Following incubation, the colonies are counted under magnification (typically 10 to 15X) with a light source adjusted to maximize the discernment of the metallic golden-green sheen colonies, which are characteristic of total coliforms. *Escherichia coli* colonies, a member of the coliform group, produce a colony with this specific golden-green metallic sheen within 24 hours of inoculation. The final count of sheen colonies is used to calculate the total coliforms per volume filtered, providing a reliable measure of fecal contamination and water safety.
Advantages and Operational Significance
The Membrane Filter Technique offers significant operational advantages over older methods. Results are available in a much shorter period, often within 24 hours, compared to multiple days for other methods. The capacity to filter large volumes of water is a major benefit, as it increases the sensitivity for detecting indicator organisms, especially in clean water samples where microbial counts are low. Furthermore, the technique allows for the removal of bacteriostatic or cidal agents present in the water, which would inhibit growth in other methods like Pour Plate or MPN. The ability to isolate and enumerate discrete colonies also simplifies the subsequent confirmation of the species present. Modern systems, such as the Microfil filtration system, further simplify the technique by using pre-sterilized, ready-to-use funnels and membranes, eliminating the need for time-consuming preparation, washing, and autoclaving.
However, the MF Technique is not without limitations. Its efficiency is compromised when processing turbid specimens that contain large quantities of suspended materials, as the particulate matter can quickly clog the pores of the filter, inhibiting the passage of the required sample volume. Also, to ensure high accuracy, sufficient volume must be filtered to allow for a statistically significant count, which often necessitates dilution of highly polluted samples. Despite these minor drawbacks, the method remains an industry standard due to its speed, accuracy, and ease of use in routine microbiological quality assurance.
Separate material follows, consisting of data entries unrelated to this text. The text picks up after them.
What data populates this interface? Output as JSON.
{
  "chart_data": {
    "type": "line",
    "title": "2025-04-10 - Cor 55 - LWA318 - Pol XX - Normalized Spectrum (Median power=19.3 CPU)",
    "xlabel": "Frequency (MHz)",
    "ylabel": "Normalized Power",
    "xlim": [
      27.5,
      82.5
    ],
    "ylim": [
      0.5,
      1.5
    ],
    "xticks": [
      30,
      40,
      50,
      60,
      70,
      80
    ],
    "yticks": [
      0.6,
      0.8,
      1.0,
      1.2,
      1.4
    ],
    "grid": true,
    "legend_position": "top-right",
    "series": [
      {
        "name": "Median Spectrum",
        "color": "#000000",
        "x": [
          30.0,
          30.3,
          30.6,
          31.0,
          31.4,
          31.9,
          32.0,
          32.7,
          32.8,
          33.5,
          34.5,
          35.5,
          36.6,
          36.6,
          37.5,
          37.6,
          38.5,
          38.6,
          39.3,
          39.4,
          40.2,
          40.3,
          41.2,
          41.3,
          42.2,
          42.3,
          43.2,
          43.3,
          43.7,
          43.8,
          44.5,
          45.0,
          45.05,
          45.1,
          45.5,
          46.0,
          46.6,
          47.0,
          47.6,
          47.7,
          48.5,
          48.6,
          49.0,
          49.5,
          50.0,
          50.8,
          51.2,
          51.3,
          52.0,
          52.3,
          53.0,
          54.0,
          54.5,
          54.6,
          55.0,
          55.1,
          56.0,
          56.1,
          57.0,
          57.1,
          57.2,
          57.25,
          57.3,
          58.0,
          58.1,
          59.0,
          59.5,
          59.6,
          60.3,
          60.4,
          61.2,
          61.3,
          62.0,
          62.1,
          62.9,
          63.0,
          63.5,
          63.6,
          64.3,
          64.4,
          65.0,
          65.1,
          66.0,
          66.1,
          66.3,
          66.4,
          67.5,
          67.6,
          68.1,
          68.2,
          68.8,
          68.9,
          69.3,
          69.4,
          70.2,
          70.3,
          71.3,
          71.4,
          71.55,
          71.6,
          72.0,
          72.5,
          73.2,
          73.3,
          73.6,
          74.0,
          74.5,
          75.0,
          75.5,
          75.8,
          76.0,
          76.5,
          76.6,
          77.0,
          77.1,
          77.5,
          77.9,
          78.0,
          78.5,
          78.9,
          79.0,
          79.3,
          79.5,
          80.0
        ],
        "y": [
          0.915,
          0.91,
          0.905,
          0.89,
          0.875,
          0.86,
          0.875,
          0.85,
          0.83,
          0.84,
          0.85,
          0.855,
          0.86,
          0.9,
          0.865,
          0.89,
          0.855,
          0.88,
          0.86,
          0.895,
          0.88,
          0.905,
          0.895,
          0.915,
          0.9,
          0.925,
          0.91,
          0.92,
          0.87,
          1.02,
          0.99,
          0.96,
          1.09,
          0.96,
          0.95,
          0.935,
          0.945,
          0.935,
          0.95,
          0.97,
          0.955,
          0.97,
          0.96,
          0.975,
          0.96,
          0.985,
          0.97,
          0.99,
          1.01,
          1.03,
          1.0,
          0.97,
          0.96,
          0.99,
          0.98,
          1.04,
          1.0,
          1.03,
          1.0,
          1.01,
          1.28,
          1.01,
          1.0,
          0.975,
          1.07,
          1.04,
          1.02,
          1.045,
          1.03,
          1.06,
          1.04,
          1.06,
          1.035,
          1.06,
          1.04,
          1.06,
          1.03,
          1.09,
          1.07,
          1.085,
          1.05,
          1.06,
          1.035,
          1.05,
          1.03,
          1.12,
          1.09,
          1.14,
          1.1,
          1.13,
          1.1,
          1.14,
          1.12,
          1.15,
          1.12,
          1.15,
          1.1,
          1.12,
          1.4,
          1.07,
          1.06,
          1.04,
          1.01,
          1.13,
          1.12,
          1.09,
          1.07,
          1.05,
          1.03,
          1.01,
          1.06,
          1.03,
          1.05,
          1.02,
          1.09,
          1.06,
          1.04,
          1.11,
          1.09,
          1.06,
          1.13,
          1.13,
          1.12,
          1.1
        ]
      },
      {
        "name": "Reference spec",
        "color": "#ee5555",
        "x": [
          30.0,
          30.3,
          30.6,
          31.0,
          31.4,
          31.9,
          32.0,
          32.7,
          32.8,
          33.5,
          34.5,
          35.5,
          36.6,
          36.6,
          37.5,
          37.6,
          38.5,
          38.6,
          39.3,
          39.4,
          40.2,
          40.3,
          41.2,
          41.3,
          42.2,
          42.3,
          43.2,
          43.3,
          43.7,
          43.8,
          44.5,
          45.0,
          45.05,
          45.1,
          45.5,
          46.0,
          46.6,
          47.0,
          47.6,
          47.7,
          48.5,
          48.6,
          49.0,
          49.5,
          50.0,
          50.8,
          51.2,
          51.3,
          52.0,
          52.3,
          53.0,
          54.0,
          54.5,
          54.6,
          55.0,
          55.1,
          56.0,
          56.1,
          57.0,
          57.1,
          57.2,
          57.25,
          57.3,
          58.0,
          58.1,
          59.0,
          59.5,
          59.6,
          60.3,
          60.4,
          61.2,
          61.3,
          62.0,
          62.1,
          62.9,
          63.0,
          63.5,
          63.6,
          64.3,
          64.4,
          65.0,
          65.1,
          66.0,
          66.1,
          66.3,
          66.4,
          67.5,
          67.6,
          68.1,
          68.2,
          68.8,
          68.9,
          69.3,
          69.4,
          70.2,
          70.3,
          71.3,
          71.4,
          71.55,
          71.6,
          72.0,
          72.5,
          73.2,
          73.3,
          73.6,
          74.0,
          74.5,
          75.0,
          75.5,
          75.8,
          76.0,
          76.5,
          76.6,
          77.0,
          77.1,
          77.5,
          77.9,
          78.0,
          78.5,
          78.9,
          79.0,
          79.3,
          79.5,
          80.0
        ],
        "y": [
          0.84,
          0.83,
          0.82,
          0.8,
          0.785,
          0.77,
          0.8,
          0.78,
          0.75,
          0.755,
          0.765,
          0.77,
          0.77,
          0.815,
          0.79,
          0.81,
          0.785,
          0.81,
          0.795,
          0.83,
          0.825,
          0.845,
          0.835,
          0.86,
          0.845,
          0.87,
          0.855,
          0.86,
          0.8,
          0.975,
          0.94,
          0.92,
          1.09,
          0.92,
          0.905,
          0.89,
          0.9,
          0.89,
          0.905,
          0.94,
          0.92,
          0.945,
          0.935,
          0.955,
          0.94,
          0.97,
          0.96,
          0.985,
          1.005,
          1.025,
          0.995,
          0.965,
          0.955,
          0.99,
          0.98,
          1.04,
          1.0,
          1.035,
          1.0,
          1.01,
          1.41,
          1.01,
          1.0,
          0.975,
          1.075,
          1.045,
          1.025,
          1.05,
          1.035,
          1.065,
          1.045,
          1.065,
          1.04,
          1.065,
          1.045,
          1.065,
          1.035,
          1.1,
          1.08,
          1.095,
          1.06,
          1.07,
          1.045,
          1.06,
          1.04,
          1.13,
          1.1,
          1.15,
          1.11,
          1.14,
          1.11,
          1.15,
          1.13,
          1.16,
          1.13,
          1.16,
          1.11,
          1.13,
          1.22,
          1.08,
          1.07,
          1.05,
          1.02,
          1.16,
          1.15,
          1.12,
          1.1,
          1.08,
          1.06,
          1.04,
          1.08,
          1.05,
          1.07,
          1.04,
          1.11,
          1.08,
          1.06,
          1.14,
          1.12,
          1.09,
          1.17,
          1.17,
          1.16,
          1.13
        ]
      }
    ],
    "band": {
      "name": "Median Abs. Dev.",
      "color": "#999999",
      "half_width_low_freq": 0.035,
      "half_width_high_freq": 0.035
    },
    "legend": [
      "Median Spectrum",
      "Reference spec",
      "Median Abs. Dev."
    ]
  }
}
Broader Applications in Water Management
Beyond analytical testing, the general principle of membrane filtration is extensively applied across large-scale water treatment. Microfiltration (MF) and its finer counterparts—ultrafiltration (UF), nanofiltration (NF), and reverse osmosis (RO)—are essential for removing a wide spectrum of contaminants from water. For instance, ultrafiltration (UF) systems use finer membranes (0.001 to 0.1 µm) to effectively remove bacteria, viruses, and proteins. Nanofiltration (NF) is used for water softening and removing dissolved organics and certain salts, while Reverse Osmosis (RO) provides the highest level of purification.
In this broader context, the analytical MF technique acts as the critical quality control step, ensuring that the water purification systems themselves are delivering consistently high-purity results that meet strict regulatory standards for safe human consumption and industrial use. The ability of the MF technique to quickly and reliably enumerate total coliforms makes it an indispensable tool for monitoring system performance and assuring the safety of the water supply chain.